La chute de la dictature en 1986 ouvrit de nouveaux horizons, d’autres enjeux devraient être considérés. Si la lutte pour démacoutiser et déduvaliériser les institutions de l’État et l’armée restait essentielle, des questions abordant les structures socio-économiques occupaient une place importante dans les débats. Franck y contribua de façon remarquable2.

Après la retraite, il était devenu un ami, un mentor et un camarade. Il est resté un homme de convictions jusqu’au dernier moment de sa vie.

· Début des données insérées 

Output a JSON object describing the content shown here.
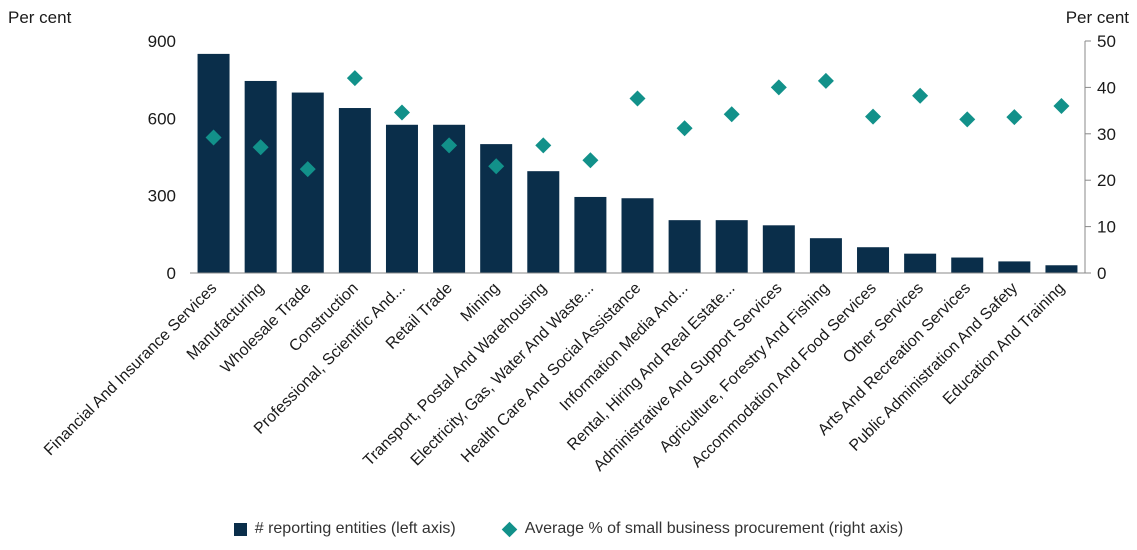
{
  "chart_data": {
    "type": "bar+scatter",
    "left_axis": {
      "title": "Per cent",
      "ylim": [
        0,
        900
      ],
      "ticks": [
        0,
        300,
        600,
        900
      ]
    },
    "right_axis": {
      "title": "Per cent",
      "ylim": [
        0,
        50
      ],
      "ticks": [
        0,
        10,
        20,
        30,
        40,
        50
      ]
    },
    "categories": [
      "Financial And Insurance Services",
      "Manufacturing",
      "Wholesale Trade",
      "Construction",
      "Professional, Scientific And...",
      "Retail Trade",
      "Mining",
      "Transport, Postal And Warehousing",
      "Electricity, Gas, Water And Waste...",
      "Health Care And Social Assistance",
      "Information Media And...",
      "Rental, Hiring And Real Estate...",
      "Administrative And Support Services",
      "Agriculture, Forestry And Fishing",
      "Accommodation And Food Services",
      "Other Services",
      "Arts And Recreation Services",
      "Public Administration And Safety",
      "Education And Training"
    ],
    "series": [
      {
        "name": "# reporting entities (left axis)",
        "type": "bar",
        "axis": "left",
        "color": "#0a2e4a",
        "values": [
          850,
          745,
          700,
          640,
          575,
          575,
          500,
          395,
          295,
          290,
          205,
          205,
          185,
          135,
          100,
          75,
          60,
          45,
          30
        ]
      },
      {
        "name": "Average % of small business procurement (right axis)",
        "type": "scatter",
        "marker": "diamond",
        "axis": "right",
        "color": "#12918a",
        "values": [
          29.2,
          27.1,
          22.4,
          42.0,
          34.6,
          27.5,
          23.0,
          27.5,
          24.3,
          37.6,
          31.2,
          34.2,
          40.0,
          41.4,
          33.7,
          38.2,
          33.1,
          33.6,
          36.0
        ]
      }
    ],
    "grid": false,
    "legend_position": "bottom"
  }
}
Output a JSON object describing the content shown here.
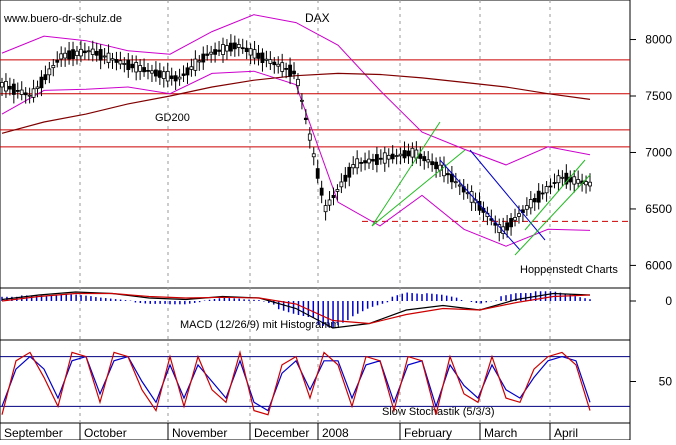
{
  "chart_data": [
    {
      "type": "candlestick",
      "title": "DAX",
      "watermark": "www.buero-dr-schulz.de",
      "source_label": "Hoppenstedt Charts",
      "y_ticks": [
        8000,
        7500,
        7000,
        6500,
        6000
      ],
      "ylim": [
        5800,
        8350
      ],
      "x_months": [
        "September",
        "October",
        "November",
        "December",
        "2008",
        "February",
        "March",
        "April"
      ],
      "horizontal_resistance_levels": [
        7820,
        7520,
        7200,
        7050
      ],
      "dashed_support_level": 6390,
      "moving_average": {
        "name": "GD200",
        "values": [
          7170,
          7270,
          7340,
          7430,
          7500,
          7580,
          7640,
          7680,
          7700,
          7690,
          7660,
          7620,
          7580,
          7520,
          7470
        ]
      },
      "bollinger_upper": [
        7880,
        8030,
        7990,
        7900,
        7870,
        8070,
        8220,
        8150,
        7950,
        7550,
        7180,
        7030,
        6890,
        7050,
        6980
      ],
      "bollinger_lower": [
        7340,
        7550,
        7560,
        7580,
        7520,
        7700,
        7720,
        7600,
        6560,
        6350,
        6620,
        6320,
        6170,
        6320,
        6310
      ],
      "close_series": [
        7600,
        7500,
        7850,
        7900,
        7800,
        7720,
        7650,
        7870,
        7950,
        7820,
        7700,
        6500,
        6900,
        6950,
        7000,
        6850,
        6600,
        6300,
        6550,
        6780,
        6720
      ],
      "colors": {
        "candles": "#000000",
        "resistance": "#cc0000",
        "gd200": "#800000",
        "bollinger": "#cc00cc",
        "up_channel": "#22bb22",
        "down_channel": "#0000cc"
      }
    },
    {
      "type": "macd",
      "label": "MACD (12/26/9) mit Histogramm",
      "y_ticks": [
        0
      ],
      "macd": [
        10,
        40,
        60,
        50,
        20,
        10,
        30,
        20,
        -50,
        -180,
        -150,
        -60,
        -30,
        -60,
        10,
        50,
        40
      ],
      "signal": [
        0,
        30,
        50,
        50,
        30,
        20,
        25,
        20,
        -20,
        -130,
        -150,
        -90,
        -50,
        -60,
        -10,
        30,
        40
      ],
      "colors": {
        "histogram": "#0000cc",
        "macd": "#000000",
        "signal": "#cc0000"
      }
    },
    {
      "type": "stochastic",
      "label": "Slow Stochastik (5/3/3)",
      "y_ticks": [
        50
      ],
      "upper_band": 80,
      "lower_band": 20,
      "percent_k": [
        10,
        75,
        85,
        55,
        20,
        85,
        80,
        25,
        85,
        80,
        40,
        15,
        80,
        20,
        80,
        40,
        25,
        85,
        15,
        10,
        70,
        80,
        30,
        85,
        70,
        20,
        80,
        75,
        15,
        80,
        75,
        10,
        80,
        35,
        25,
        80,
        30,
        25,
        65,
        80,
        85,
        70,
        15
      ],
      "percent_d": [
        20,
        65,
        80,
        65,
        30,
        75,
        80,
        35,
        75,
        80,
        50,
        25,
        70,
        30,
        70,
        50,
        30,
        75,
        25,
        15,
        60,
        75,
        40,
        75,
        75,
        30,
        70,
        75,
        25,
        70,
        75,
        20,
        70,
        45,
        30,
        70,
        40,
        30,
        55,
        75,
        80,
        75,
        25
      ],
      "colors": {
        "k": "#cc0000",
        "d": "#0000cc",
        "bands": "#000080"
      }
    }
  ]
}
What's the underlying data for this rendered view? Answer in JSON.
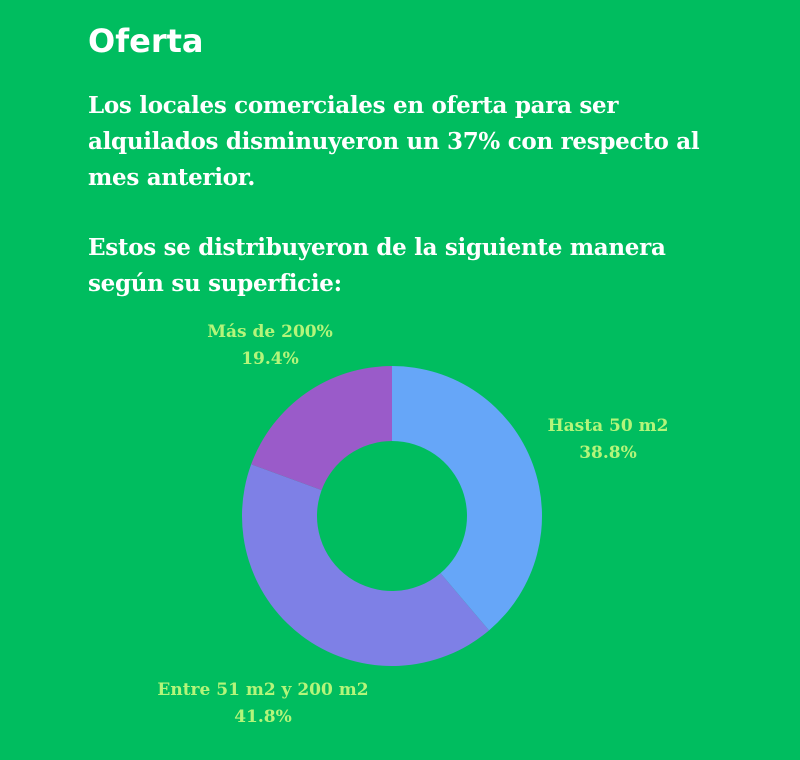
{
  "header": {
    "title": "Oferta"
  },
  "text": {
    "paragraph1": "Los locales comerciales en oferta para ser alquilados disminuyeron un 37% con respecto al mes anterior.",
    "paragraph2": "Estos se distribuyeron de la siguiente manera según su superficie:"
  },
  "chart_data": {
    "type": "pie",
    "subtype": "donut",
    "categories": [
      "Hasta 50 m2",
      "Entre 51 m2 y 200 m2",
      "Más de 200%"
    ],
    "values": [
      38.8,
      41.8,
      19.4
    ],
    "labels": [
      "38.8%",
      "41.8%",
      "19.4%"
    ],
    "colors": [
      "#66A6F8",
      "#7E80E6",
      "#9A5BC9"
    ],
    "label_color": "#B4F57A",
    "background": "#00BD5F"
  }
}
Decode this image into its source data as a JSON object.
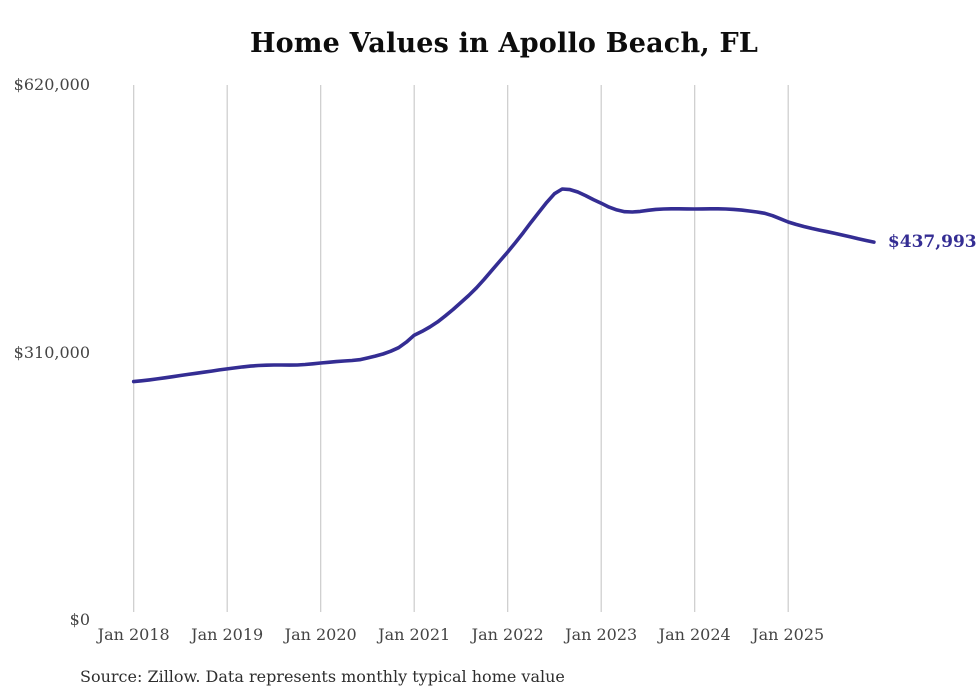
{
  "colors": {
    "line": "#342d93",
    "grid": "#cbcbcb",
    "title": "#0d0d0d",
    "axis_text": "#444444",
    "source_text": "#2e2e2e",
    "background": "#ffffff"
  },
  "chart_data": {
    "type": "line",
    "title": "Home Values in Apollo Beach, FL",
    "start_month": "2018-01",
    "end_month": "2025-12",
    "frequency": "monthly",
    "values": [
      276300,
      277200,
      278200,
      279400,
      280700,
      282000,
      283300,
      284600,
      285900,
      287200,
      288500,
      289800,
      291000,
      292200,
      293300,
      294200,
      294900,
      295300,
      295500,
      295500,
      295400,
      295500,
      296100,
      296900,
      297800,
      298600,
      299400,
      300100,
      300700,
      301700,
      303600,
      305800,
      308300,
      311500,
      315600,
      322000,
      330000,
      334500,
      339500,
      345500,
      352500,
      360000,
      368000,
      376000,
      385000,
      395000,
      405500,
      416000,
      426500,
      437500,
      449000,
      461000,
      472500,
      484000,
      494000,
      499500,
      498800,
      496000,
      491800,
      487200,
      483000,
      478500,
      475200,
      473200,
      472800,
      473500,
      474800,
      475800,
      476300,
      476500,
      476500,
      476400,
      476300,
      476400,
      476500,
      476500,
      476300,
      475800,
      475000,
      474000,
      472800,
      471300,
      468500,
      465000,
      461200,
      458500,
      456000,
      453800,
      451800,
      450000,
      448000,
      446000,
      444000,
      441800,
      439800,
      437993
    ],
    "end_label": "$437,993",
    "y_axis": {
      "range": [
        0,
        620000
      ],
      "ticks": [
        620000,
        310000,
        0
      ],
      "tick_labels": [
        "$620,000",
        "$310,000",
        "$0"
      ]
    },
    "x_axis": {
      "tick_labels": [
        "Jan 2018",
        "Jan 2019",
        "Jan 2020",
        "Jan 2021",
        "Jan 2022",
        "Jan 2023",
        "Jan 2024",
        "Jan 2025"
      ]
    },
    "grid": true,
    "legend": false,
    "source_note": "Source: Zillow. Data represents monthly typical home value"
  }
}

—Abrazo Franck Hasta Siempre !

Notes

1. « Franck Laraque kite nou », [NDLR : Potomitan, Tanbou, Haïti Liberté et Alter Presse (dans cette dernière, sans la correction et l’ajout de ces deux paragraphes par l’auteur : « Nan yon peryòd de 16 zan, Franck Laraque pèdi senk moun ki te trè chè ak li, dabò frè li Guy Laraque (1991), bèlsè li Marcelle Pierre-Louis (1998), pitit fi li Marie-Hélène Laraque (2000), madanm li Anne-Marie Dupuy Laraque (2002), epi frè li, kanmarad lit li, Paul Laraque (2007).  Byenke trajedi sa yo boulvèse l anpil, li toujou rete fò pou sa k ret dèyè yo; li toujou dirije lespri l sou sa k fèt pou rann prezan nou ak fiti nou miyò. Li toujou parye sou lavni. » « Nou voye kondoleyans nou bay tou tout zanmi Franck yo, anpil nan yo gen amitye avè l ki dire plis ke yon demi syèk. Georges Jean-Charles te di m nouvèl la destabilize l, de menm pou Denizé Lauture ki di sa boulvèse li. Max Manigat di li ba li tèt vire. Franck te gen bon rapò solid avèk tout zanmi li yo. »]

2. Une bonne partie de ces textes ont été publiés dans son livre: L’Instrumentalisation de la pensée révolutionnaire, Trilingual Press (2014).